Book Reviews | Aug 19th, 2012

No Image
Sorry Folks, No Image Is Here.

Edited by: Mary Alice Money
Publisher: PopMatters & Titan Books
Pages: 490
Buy on Amazon.com

This hefty tome weaves together 60 essays, mostly academic, from over 40 authors on all things Whedon. Nicely organized chronologically by canon, the essays delve deeply into Whedon’s work. For the uninitiated, it may seem breathlessly geeky to have so many intellectual treatises written about a bunch of tv shows, but as any fan of Buffy the Vampire Slayer or Firefly could tell you, those shows have real depth.

Essays and interviews on Buffy and Angel take up nearly half off the book at 220 pages, and, you know, they deserve it. There are some lovely essays on criminally canceled Firefly (sniff), his contributions to comic books, his film work (including The Avengers, which hadn’t come out at press time), and even a chapter on cult favorite Dr. Horrible’s Sing-Along Blog. Even Dollhouse gets some love.

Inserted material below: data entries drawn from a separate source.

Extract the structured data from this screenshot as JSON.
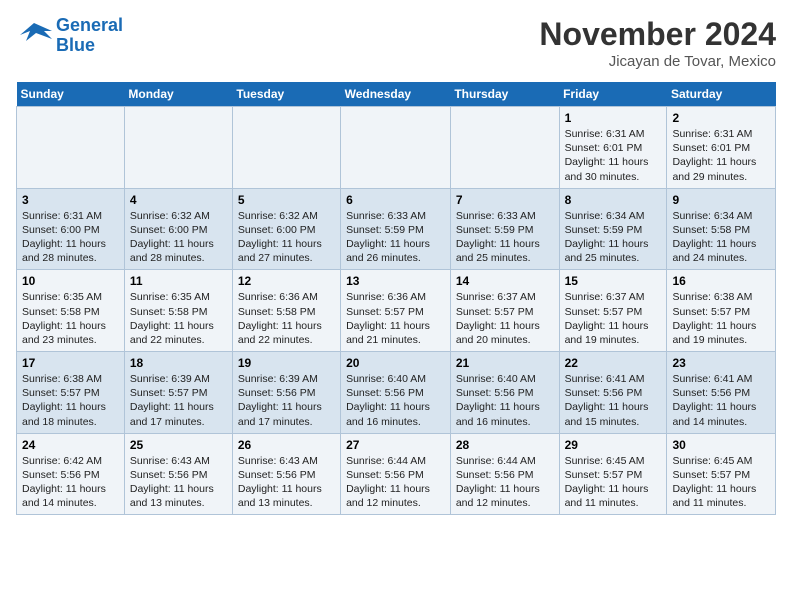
{
  "logo": {
    "line1": "General",
    "line2": "Blue"
  },
  "title": "November 2024",
  "location": "Jicayan de Tovar, Mexico",
  "weekdays": [
    "Sunday",
    "Monday",
    "Tuesday",
    "Wednesday",
    "Thursday",
    "Friday",
    "Saturday"
  ],
  "weeks": [
    [
      {
        "day": "",
        "info": ""
      },
      {
        "day": "",
        "info": ""
      },
      {
        "day": "",
        "info": ""
      },
      {
        "day": "",
        "info": ""
      },
      {
        "day": "",
        "info": ""
      },
      {
        "day": "1",
        "info": "Sunrise: 6:31 AM\nSunset: 6:01 PM\nDaylight: 11 hours and 30 minutes."
      },
      {
        "day": "2",
        "info": "Sunrise: 6:31 AM\nSunset: 6:01 PM\nDaylight: 11 hours and 29 minutes."
      }
    ],
    [
      {
        "day": "3",
        "info": "Sunrise: 6:31 AM\nSunset: 6:00 PM\nDaylight: 11 hours and 28 minutes."
      },
      {
        "day": "4",
        "info": "Sunrise: 6:32 AM\nSunset: 6:00 PM\nDaylight: 11 hours and 28 minutes."
      },
      {
        "day": "5",
        "info": "Sunrise: 6:32 AM\nSunset: 6:00 PM\nDaylight: 11 hours and 27 minutes."
      },
      {
        "day": "6",
        "info": "Sunrise: 6:33 AM\nSunset: 5:59 PM\nDaylight: 11 hours and 26 minutes."
      },
      {
        "day": "7",
        "info": "Sunrise: 6:33 AM\nSunset: 5:59 PM\nDaylight: 11 hours and 25 minutes."
      },
      {
        "day": "8",
        "info": "Sunrise: 6:34 AM\nSunset: 5:59 PM\nDaylight: 11 hours and 25 minutes."
      },
      {
        "day": "9",
        "info": "Sunrise: 6:34 AM\nSunset: 5:58 PM\nDaylight: 11 hours and 24 minutes."
      }
    ],
    [
      {
        "day": "10",
        "info": "Sunrise: 6:35 AM\nSunset: 5:58 PM\nDaylight: 11 hours and 23 minutes."
      },
      {
        "day": "11",
        "info": "Sunrise: 6:35 AM\nSunset: 5:58 PM\nDaylight: 11 hours and 22 minutes."
      },
      {
        "day": "12",
        "info": "Sunrise: 6:36 AM\nSunset: 5:58 PM\nDaylight: 11 hours and 22 minutes."
      },
      {
        "day": "13",
        "info": "Sunrise: 6:36 AM\nSunset: 5:57 PM\nDaylight: 11 hours and 21 minutes."
      },
      {
        "day": "14",
        "info": "Sunrise: 6:37 AM\nSunset: 5:57 PM\nDaylight: 11 hours and 20 minutes."
      },
      {
        "day": "15",
        "info": "Sunrise: 6:37 AM\nSunset: 5:57 PM\nDaylight: 11 hours and 19 minutes."
      },
      {
        "day": "16",
        "info": "Sunrise: 6:38 AM\nSunset: 5:57 PM\nDaylight: 11 hours and 19 minutes."
      }
    ],
    [
      {
        "day": "17",
        "info": "Sunrise: 6:38 AM\nSunset: 5:57 PM\nDaylight: 11 hours and 18 minutes."
      },
      {
        "day": "18",
        "info": "Sunrise: 6:39 AM\nSunset: 5:57 PM\nDaylight: 11 hours and 17 minutes."
      },
      {
        "day": "19",
        "info": "Sunrise: 6:39 AM\nSunset: 5:56 PM\nDaylight: 11 hours and 17 minutes."
      },
      {
        "day": "20",
        "info": "Sunrise: 6:40 AM\nSunset: 5:56 PM\nDaylight: 11 hours and 16 minutes."
      },
      {
        "day": "21",
        "info": "Sunrise: 6:40 AM\nSunset: 5:56 PM\nDaylight: 11 hours and 16 minutes."
      },
      {
        "day": "22",
        "info": "Sunrise: 6:41 AM\nSunset: 5:56 PM\nDaylight: 11 hours and 15 minutes."
      },
      {
        "day": "23",
        "info": "Sunrise: 6:41 AM\nSunset: 5:56 PM\nDaylight: 11 hours and 14 minutes."
      }
    ],
    [
      {
        "day": "24",
        "info": "Sunrise: 6:42 AM\nSunset: 5:56 PM\nDaylight: 11 hours and 14 minutes."
      },
      {
        "day": "25",
        "info": "Sunrise: 6:43 AM\nSunset: 5:56 PM\nDaylight: 11 hours and 13 minutes."
      },
      {
        "day": "26",
        "info": "Sunrise: 6:43 AM\nSunset: 5:56 PM\nDaylight: 11 hours and 13 minutes."
      },
      {
        "day": "27",
        "info": "Sunrise: 6:44 AM\nSunset: 5:56 PM\nDaylight: 11 hours and 12 minutes."
      },
      {
        "day": "28",
        "info": "Sunrise: 6:44 AM\nSunset: 5:56 PM\nDaylight: 11 hours and 12 minutes."
      },
      {
        "day": "29",
        "info": "Sunrise: 6:45 AM\nSunset: 5:57 PM\nDaylight: 11 hours and 11 minutes."
      },
      {
        "day": "30",
        "info": "Sunrise: 6:45 AM\nSunset: 5:57 PM\nDaylight: 11 hours and 11 minutes."
      }
    ]
  ]
}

More than anyone in popular culture (JJ Abrams comes close), Joss Whedon and his work deserve this kind of analysis. Whedon is best known for his bending and blending of genres, his storytelling, his respect for his viewers, his strong female characters (a rarity in tv), and his timeless, livable, breathable worlds filled with heroes, anti-heroes, and oscillating morality. So Whedon deserves geeky, intelligent critique (yes, even the essay “Destiny and Free Will in Dr. Horrible”) because he injects geeky intelligence in everything he touches. He is a favorite of geeks because he himself is a geek, and geek culture is now front and center in the mainstream in no small part because of him.

Bottom Line: Hopefully “Complete” is premature!